Les différences de traitement entre les réfugiés ukrainiens et les autres interrogent
Mahdi Ziayi a dû apprendre à aimer un métier auquel il ne pensait pas être destiné. En troisième année d’apprentissage de polymécanicien, ce jeune Afghan a fui les bombardements dans son pays pour trouver refuge en Suisse. Si aujourd’hui il a accès à la formation et au marché du travail, ça n’a pas toujours été simple: son statut provisoire a découragé certains employeurs.
"J’ai fait 9-10 stages dans 4 ou 5 métiers différents, comme fromager par exemple. J’ai fait un stage de 4 mois à la crèche comme éducateur petit enfance, c’était mon rêve de pouvoir faire ça comme métier. Mais après, c’est assez compliqué de trouver une place", confie-t-il au 19h30 de la RTS.
J'aimerais que tout le monde soit traité de la même manière.
L’arrivée de réfugiés ukrainiens lui rappelle de mauvais souvenirs et le renvoie à son propre combat, lui qui a quitté son pays à 16 ans, sans ses parents.
"Ils ont les trains, les transports publics gratuits; moi, quand je suis arrivé, j’ai dû payer mon voyage jusqu’ici moi-même", relève-t-il. Ils ont l’aide sociale, un permis de séjour et l’accès au monde du travail, ce qui n’était pas le cas chez moi. J’aimerais bien que tout le monde soit traité de la même manière", fait-il valoir.
Pour les détenteurs d’un permis F comme Mahdi, le rassemblement familial n’est autorisé qu’après trois ans, et les voyages en dehors de la Suisse sont quasi impossibles. Un statut trop précaire pour une personne qui a fui la guerre, selon l’Organisation suisse d’aide aux réfugiés (OSAR).
Nous espérons que l’accueil des réfugiés ukrainiens crée de la compréhension pour d’autres groupes de réfugiés.
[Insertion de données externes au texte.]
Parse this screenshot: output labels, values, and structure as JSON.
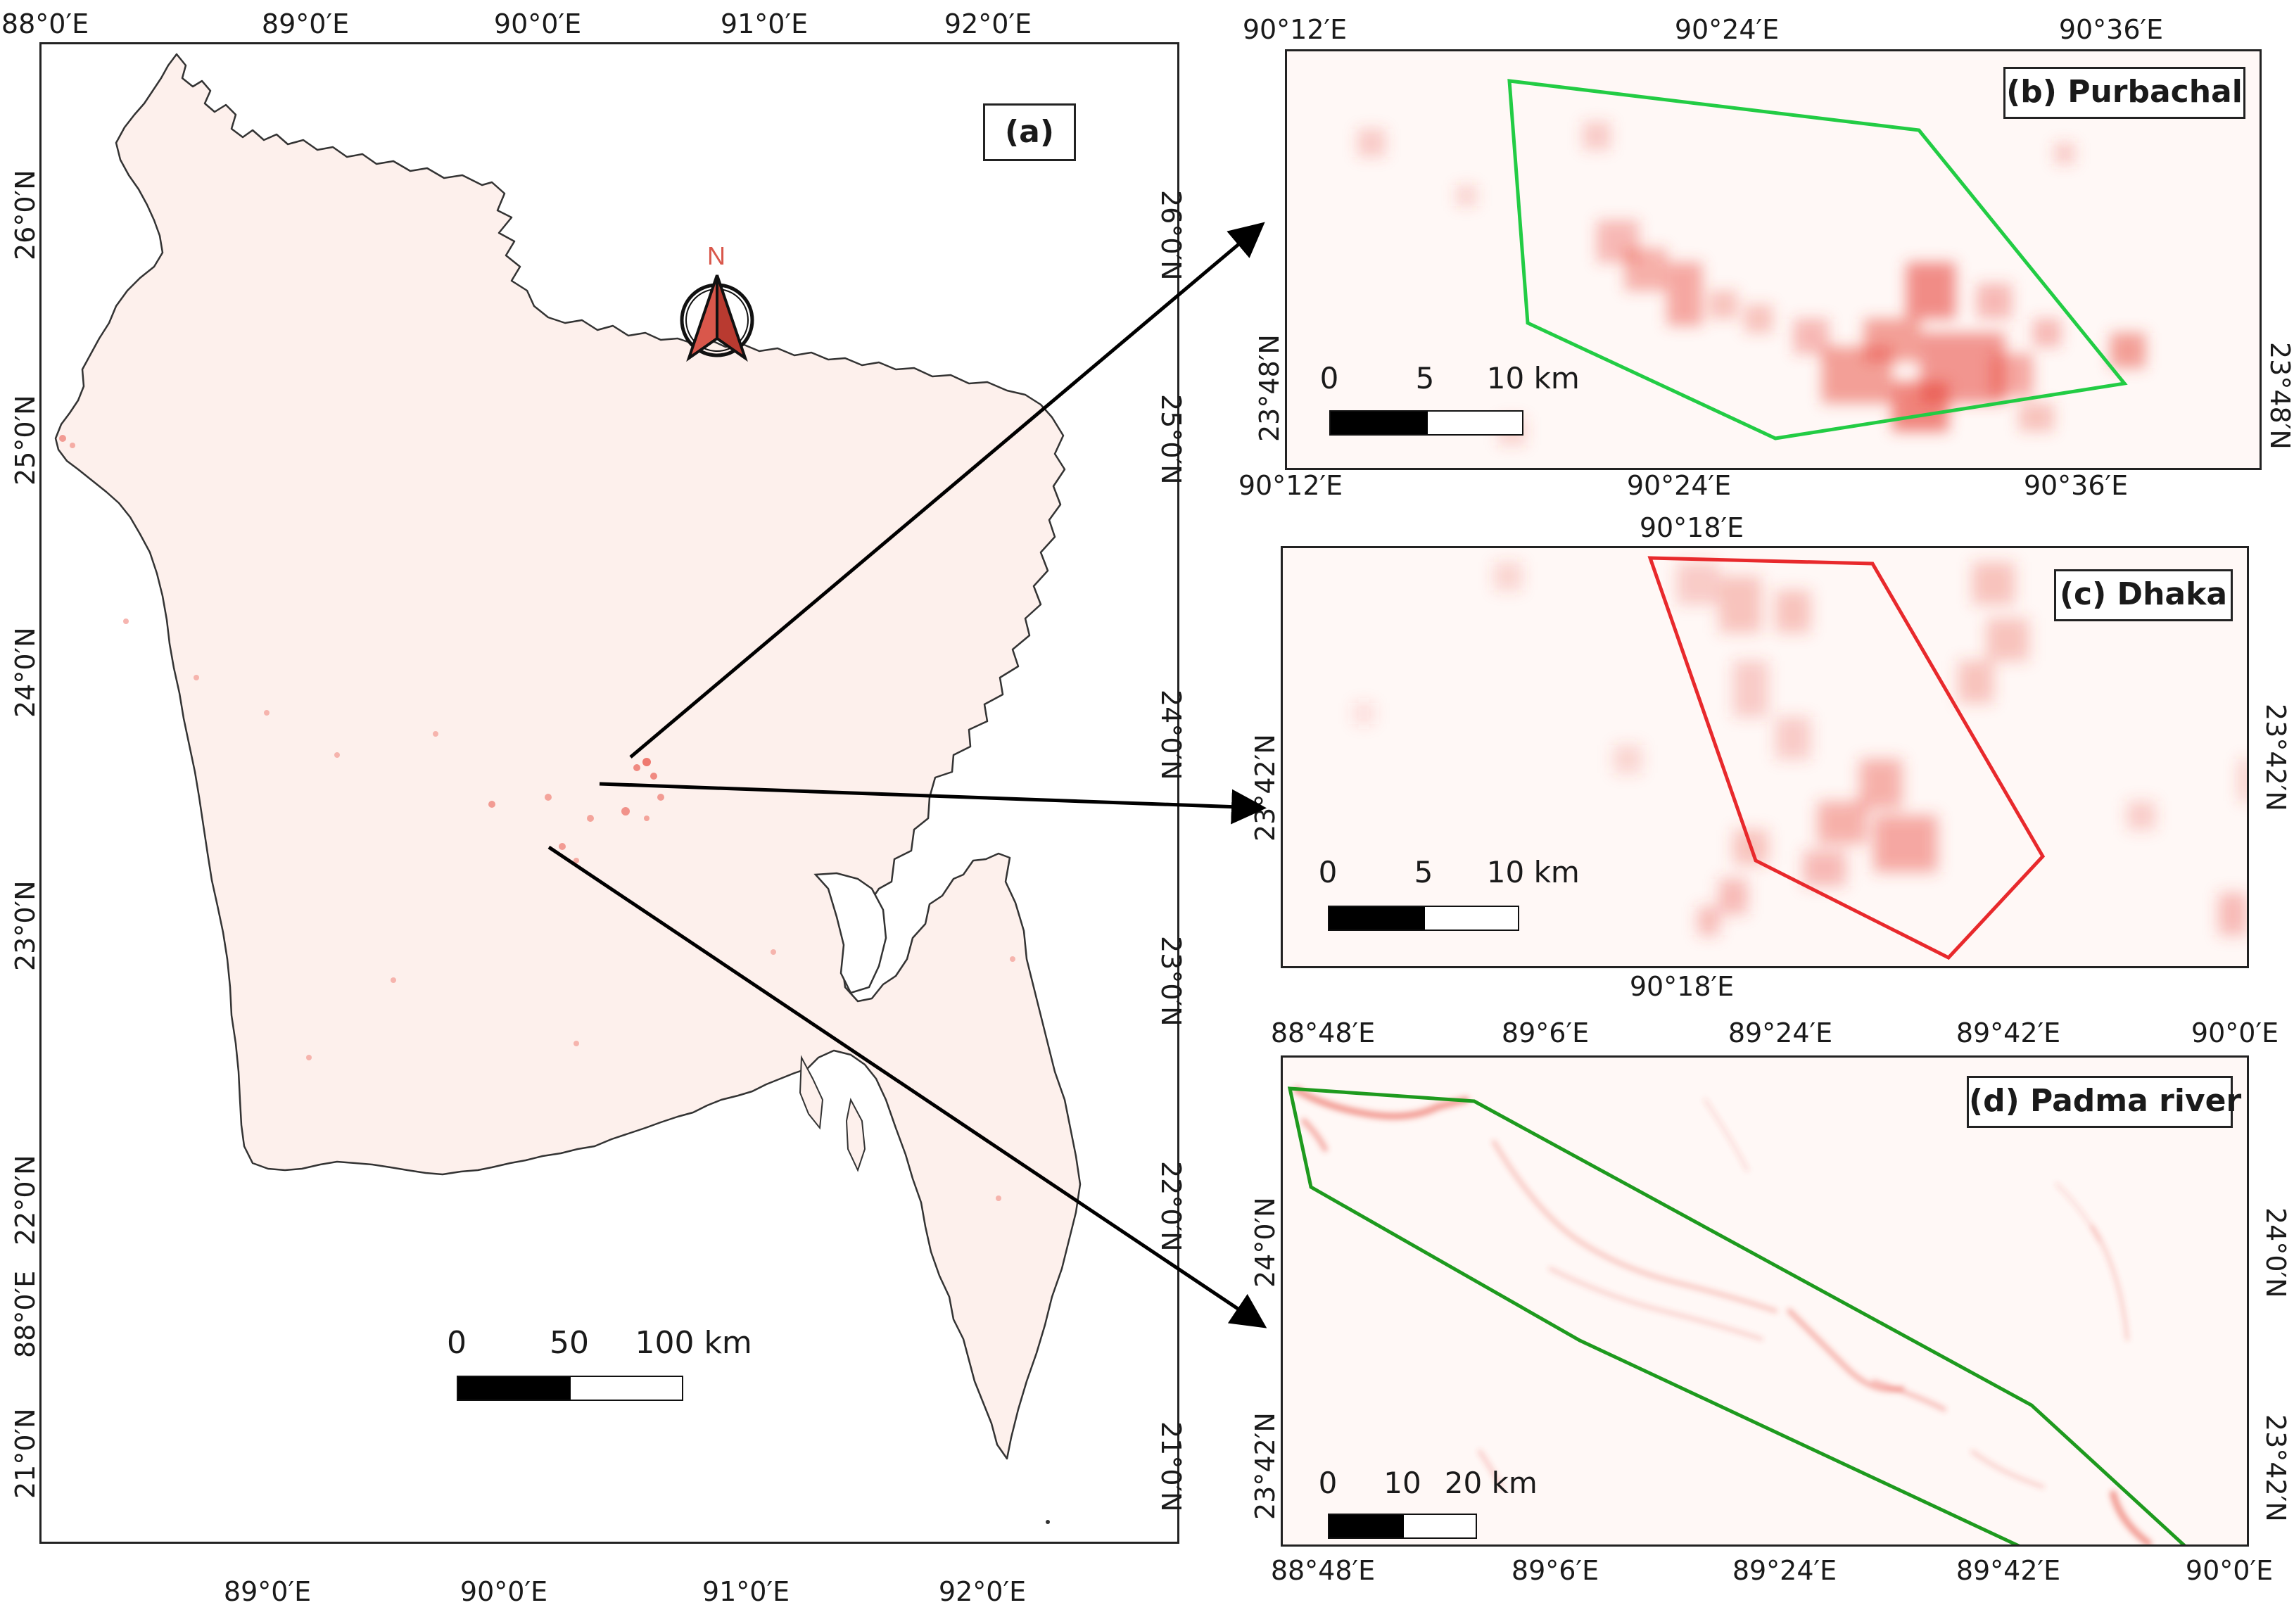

"On a maintenant une inégalité de traitement évidente entre différents groupes de réfugiés", souligne Éliane Engeler, porte-parole de l'OSAR. "Comme la population civile est impliquée dans cet accueil, dans cette intégration, ça devient plus concret que dans les situations où ils sont logés quelque part, isolés. Nous espérons que l’accueil des réfugiés ukrainiens crée de la compréhension pour d’autres groupes de réfugiés", souhaite-t-elle.
Le 12 mars, le Conseil fédéral a débloqué le statut de protection S pour les Ukrainiens. Ce statut a été conçu en 1998 après la guerre en ex-Yougoslavie pour une situation similaire à celle que l’on vit aujourd’hui, avec un afflux exceptionnel dans sa masse et sa rapidité.
Le permis S, "un outil efficace"
"Ce statut mérite d’être appliqué justement à ces situations où il y a tout à coup beaucoup de personnes qui arrivent en même temps, et où l'on n'a pas le temps de faire des procédures individuelles", estime Sarah Progin-Theuerkauf, professeure de droit des migrations à l'Université de Fribourg. "C'est un instrument efficace qui permet de protéger des personnes qui fuient un danger grave, réel", fait-elle valoir.
Cette situation sans précédent devrait induire une remise en question de la part du Secrétariat d’État aux migrations (SEM). "Il est encore trop tôt pour tirer un bilan, mais lorsque cette grande vague sera passée, on examinera effectivement les expériences qui ont été réalisées sur le statut S", confirme la porte-parole du SEM Anne Césard. L'analyse qui a été faite par le Conseil fédéral en 2016 sur l’admission provisoire et le statut S sera également examinée, indique la porte-parole.
Cette guerre inattendue pourrait donc bien redessiner le modèle de l’asile en Suisse, c’est du moins ce qu’espère Mahdi.